Mestan ile birlikte şirketten çıktık. Civar holding ve plazalarla doluydu. Koşarak aralarında dolaştık. İsimlerini seslendik. Sabahın ilk ışıklarına kadar onları aradık ama en ufak ize rastlayamadık. Nihayet bir bankta uyuklarken, “Geri dönelim.” dedi Mestan. “Bulamadık işte. Belki yine şirkete gelirler.”

Bastıran uykumun açılması için yüzümü sıvazladım. “Haklısın.” Karşımızdaki pastaneyi gösterdim. “Gel, sana şurdan poğaça alalım.”

Birlikte pastaneye yürürken “Sen yemeyecek misin?” diye sordu.

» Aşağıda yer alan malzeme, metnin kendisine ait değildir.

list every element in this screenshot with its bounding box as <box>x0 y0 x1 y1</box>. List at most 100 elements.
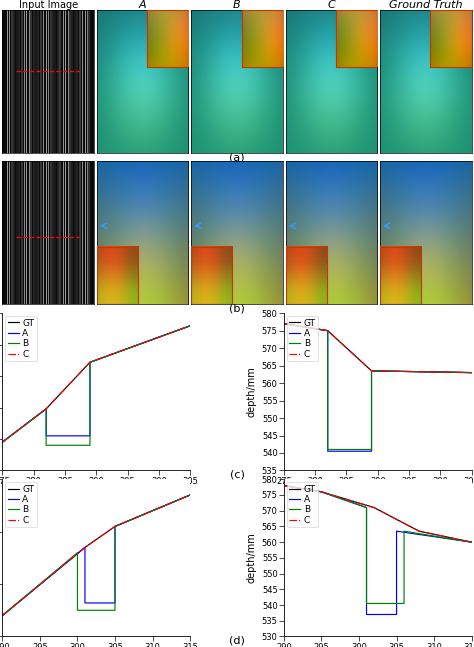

“Canım istemiyor. “ Pastaneye girdik. Mestan’a birkaç  poğaça aldıktan sonra şirkete gittik. Saatlerce şirketin önünde bekledik, etrafında dolaştık, bakışlarımızla etrafı taradık ama ne Mirel ne de Efraim yoktu.Perla arayıp Alaz’ın ağladığını söyleyince, aklımızı Efraim ve Mirel’den son haber aldığımız yerde bırakıp eve döndük. Alaz ben olmadığım için öğle uykusuna yatmamıştı. Onu uyuturken, ne kadar dirensem de tüm gece uyumadığım için kendimi uykunun mistik kollarında buldum.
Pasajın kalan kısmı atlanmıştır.